Going up the food chain, the crustaceans–lobster, crab, shrimp–are the second-most impacted. This group can swim, so they can instinctively move away from the oil–which, according to Diaz, they can smell–but they have a tendency to go back to the same spawning area, even if it’s contaminated.

For fish, the level of bioaccumulation depends on where the fish dwell. Bottom-dwelling fish, like flounder, dover, and sole, tend to be territorial, hesitant to leave their familiar territory so they tend to accumulate higher levels.

True finfish–salmon, tuna, and others, which have been found to have the lowest bioaccumulation (among the typical sea life we consume), will avoid the spill “if they don’t like the smell of the water.”

But finfish, sitting higher up on the seafood chain, are also exposed to oil by ingesting contaminated food items or sediments. Luckily, they have another thing going for them: the ability to process the oil.

As Diaz explains, “These fish have actually–over eons–developed metabolizing systems, so they can actually metabolize and excrete the derivatives of petroleum so they are the safest things to eat.”

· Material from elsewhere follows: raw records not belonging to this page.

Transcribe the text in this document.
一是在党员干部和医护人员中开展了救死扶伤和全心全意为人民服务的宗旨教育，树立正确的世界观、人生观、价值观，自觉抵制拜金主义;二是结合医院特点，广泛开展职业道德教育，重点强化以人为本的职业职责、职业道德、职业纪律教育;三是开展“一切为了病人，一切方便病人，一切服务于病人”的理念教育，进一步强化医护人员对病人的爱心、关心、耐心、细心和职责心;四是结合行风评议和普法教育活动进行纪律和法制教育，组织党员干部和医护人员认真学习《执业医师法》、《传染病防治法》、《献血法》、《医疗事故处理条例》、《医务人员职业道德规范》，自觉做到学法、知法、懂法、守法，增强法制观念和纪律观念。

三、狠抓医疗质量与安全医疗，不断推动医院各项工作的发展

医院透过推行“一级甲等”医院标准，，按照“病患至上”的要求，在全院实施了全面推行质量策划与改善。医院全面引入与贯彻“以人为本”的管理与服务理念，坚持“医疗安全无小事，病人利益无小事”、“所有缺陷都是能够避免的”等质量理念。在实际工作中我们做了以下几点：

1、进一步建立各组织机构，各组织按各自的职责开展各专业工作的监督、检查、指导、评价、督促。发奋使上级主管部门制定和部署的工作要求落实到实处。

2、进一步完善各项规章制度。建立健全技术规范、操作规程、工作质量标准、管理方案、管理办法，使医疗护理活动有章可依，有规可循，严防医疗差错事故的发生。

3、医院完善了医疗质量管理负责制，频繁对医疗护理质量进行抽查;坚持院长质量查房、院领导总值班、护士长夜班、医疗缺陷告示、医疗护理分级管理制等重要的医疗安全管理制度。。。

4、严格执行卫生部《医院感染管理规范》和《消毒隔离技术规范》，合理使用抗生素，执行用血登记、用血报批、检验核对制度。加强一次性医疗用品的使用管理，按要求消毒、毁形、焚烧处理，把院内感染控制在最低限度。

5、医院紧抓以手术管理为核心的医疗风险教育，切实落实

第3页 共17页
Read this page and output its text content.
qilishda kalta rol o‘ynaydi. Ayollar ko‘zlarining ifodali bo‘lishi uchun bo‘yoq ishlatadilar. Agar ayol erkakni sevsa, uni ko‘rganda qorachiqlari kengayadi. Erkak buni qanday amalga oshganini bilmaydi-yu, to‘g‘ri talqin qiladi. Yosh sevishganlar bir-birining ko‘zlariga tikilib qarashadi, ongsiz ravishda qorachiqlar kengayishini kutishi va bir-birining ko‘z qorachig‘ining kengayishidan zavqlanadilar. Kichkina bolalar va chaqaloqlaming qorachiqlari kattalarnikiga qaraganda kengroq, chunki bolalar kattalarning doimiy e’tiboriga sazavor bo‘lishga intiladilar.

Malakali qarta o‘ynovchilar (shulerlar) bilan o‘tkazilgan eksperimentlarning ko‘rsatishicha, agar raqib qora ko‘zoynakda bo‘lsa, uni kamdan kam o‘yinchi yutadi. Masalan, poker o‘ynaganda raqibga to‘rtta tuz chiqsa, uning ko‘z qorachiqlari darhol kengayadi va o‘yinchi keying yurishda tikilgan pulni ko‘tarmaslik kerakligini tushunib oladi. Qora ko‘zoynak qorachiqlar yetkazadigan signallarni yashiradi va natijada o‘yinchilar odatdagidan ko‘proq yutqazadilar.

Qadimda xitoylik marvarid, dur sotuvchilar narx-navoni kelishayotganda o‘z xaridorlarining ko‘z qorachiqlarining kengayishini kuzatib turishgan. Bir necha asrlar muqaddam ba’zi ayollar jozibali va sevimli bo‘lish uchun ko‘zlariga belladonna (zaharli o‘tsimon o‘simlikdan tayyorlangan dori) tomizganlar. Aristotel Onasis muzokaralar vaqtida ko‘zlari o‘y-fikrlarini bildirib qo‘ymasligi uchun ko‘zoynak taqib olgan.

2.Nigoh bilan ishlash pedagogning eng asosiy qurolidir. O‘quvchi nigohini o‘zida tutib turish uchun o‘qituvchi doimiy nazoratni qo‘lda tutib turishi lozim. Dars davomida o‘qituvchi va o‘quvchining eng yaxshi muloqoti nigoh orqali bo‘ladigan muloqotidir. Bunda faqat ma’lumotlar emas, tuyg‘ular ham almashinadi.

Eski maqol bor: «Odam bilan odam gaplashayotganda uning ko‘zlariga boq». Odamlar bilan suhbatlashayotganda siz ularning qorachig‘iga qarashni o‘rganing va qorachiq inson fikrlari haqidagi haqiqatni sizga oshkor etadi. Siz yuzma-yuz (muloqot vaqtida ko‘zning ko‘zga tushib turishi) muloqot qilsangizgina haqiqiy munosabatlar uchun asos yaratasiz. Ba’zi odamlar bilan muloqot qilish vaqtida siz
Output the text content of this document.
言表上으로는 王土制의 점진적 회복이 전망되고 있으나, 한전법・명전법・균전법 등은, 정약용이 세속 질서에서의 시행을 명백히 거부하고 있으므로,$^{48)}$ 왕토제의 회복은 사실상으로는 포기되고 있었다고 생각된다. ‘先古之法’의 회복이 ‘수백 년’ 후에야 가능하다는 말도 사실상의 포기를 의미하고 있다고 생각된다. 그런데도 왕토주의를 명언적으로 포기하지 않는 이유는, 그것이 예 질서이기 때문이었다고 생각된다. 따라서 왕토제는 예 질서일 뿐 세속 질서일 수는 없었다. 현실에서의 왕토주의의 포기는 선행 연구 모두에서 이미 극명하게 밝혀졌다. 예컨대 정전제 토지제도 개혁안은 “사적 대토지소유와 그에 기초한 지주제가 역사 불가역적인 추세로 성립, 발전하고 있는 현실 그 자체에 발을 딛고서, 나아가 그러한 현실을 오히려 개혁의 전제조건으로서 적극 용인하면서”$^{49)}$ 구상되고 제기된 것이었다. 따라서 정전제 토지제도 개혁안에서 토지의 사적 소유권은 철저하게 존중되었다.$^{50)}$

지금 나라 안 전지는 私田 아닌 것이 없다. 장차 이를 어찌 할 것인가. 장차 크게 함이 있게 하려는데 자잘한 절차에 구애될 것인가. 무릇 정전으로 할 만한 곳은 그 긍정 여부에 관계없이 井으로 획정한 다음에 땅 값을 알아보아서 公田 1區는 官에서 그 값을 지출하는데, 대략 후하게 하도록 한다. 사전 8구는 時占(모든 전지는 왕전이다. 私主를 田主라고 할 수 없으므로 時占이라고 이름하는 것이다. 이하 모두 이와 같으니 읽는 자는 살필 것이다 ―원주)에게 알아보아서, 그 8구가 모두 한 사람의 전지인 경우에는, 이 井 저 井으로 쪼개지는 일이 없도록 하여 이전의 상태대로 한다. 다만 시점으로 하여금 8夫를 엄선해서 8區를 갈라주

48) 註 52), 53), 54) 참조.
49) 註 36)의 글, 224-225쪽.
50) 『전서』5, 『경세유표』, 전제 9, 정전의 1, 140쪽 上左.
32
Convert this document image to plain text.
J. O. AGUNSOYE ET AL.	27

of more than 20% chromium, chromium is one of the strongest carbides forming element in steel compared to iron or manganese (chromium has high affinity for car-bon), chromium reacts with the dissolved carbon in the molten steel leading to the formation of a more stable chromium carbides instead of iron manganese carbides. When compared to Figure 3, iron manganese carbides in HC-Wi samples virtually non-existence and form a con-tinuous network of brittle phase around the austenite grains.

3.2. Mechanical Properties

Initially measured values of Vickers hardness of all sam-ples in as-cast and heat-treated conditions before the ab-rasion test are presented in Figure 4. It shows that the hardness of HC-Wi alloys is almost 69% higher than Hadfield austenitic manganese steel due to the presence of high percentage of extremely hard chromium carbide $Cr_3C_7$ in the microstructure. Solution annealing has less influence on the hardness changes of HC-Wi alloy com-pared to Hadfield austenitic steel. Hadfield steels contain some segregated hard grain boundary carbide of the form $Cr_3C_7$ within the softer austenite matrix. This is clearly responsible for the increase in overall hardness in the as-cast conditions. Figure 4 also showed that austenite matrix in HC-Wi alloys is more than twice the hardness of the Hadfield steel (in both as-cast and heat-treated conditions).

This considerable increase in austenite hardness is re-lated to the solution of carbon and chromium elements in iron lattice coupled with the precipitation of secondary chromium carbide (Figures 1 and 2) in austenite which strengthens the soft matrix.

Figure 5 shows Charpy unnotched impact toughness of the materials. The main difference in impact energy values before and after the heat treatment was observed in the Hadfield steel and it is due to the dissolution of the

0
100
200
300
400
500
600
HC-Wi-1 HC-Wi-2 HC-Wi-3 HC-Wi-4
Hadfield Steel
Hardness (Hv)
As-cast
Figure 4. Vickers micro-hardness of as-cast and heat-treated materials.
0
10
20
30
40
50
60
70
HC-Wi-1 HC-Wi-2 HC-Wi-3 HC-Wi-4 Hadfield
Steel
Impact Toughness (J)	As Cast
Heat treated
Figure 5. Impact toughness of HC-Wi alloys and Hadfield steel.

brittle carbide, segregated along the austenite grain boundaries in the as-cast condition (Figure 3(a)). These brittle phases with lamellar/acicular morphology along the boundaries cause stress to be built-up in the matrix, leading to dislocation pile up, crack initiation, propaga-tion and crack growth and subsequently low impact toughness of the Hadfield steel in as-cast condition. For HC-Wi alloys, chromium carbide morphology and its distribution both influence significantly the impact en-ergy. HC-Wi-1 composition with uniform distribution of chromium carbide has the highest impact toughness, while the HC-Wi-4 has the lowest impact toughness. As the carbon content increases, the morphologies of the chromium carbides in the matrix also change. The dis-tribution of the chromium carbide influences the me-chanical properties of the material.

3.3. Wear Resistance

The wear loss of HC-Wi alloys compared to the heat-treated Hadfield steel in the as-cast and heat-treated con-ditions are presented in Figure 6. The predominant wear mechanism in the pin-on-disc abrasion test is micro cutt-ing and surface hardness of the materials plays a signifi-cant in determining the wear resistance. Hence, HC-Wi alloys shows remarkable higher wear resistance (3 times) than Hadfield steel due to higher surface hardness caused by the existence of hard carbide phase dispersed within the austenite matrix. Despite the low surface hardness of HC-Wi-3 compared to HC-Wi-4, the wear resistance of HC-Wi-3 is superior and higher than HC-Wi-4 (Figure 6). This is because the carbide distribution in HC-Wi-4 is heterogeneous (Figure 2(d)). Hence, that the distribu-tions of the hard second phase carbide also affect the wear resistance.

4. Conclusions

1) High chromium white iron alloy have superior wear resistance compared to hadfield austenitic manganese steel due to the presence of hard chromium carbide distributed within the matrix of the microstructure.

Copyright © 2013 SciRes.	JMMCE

The federal government has established levels for what it considers safe for consumption, tailored to each type of fish.

What would happen if you ate seafood with higher levels of oil-derived chemicals? According to Diaz, probably nothing–unless it was over a long period of time. And, as we reported yesterday, oil-tainted fish has a strong smell, making it unpalatable.

Diaz says he remains much more concerned about pregnant women eating seafood with methyl mercury than he is about consumers eating hydrocarbon-tainted seafood.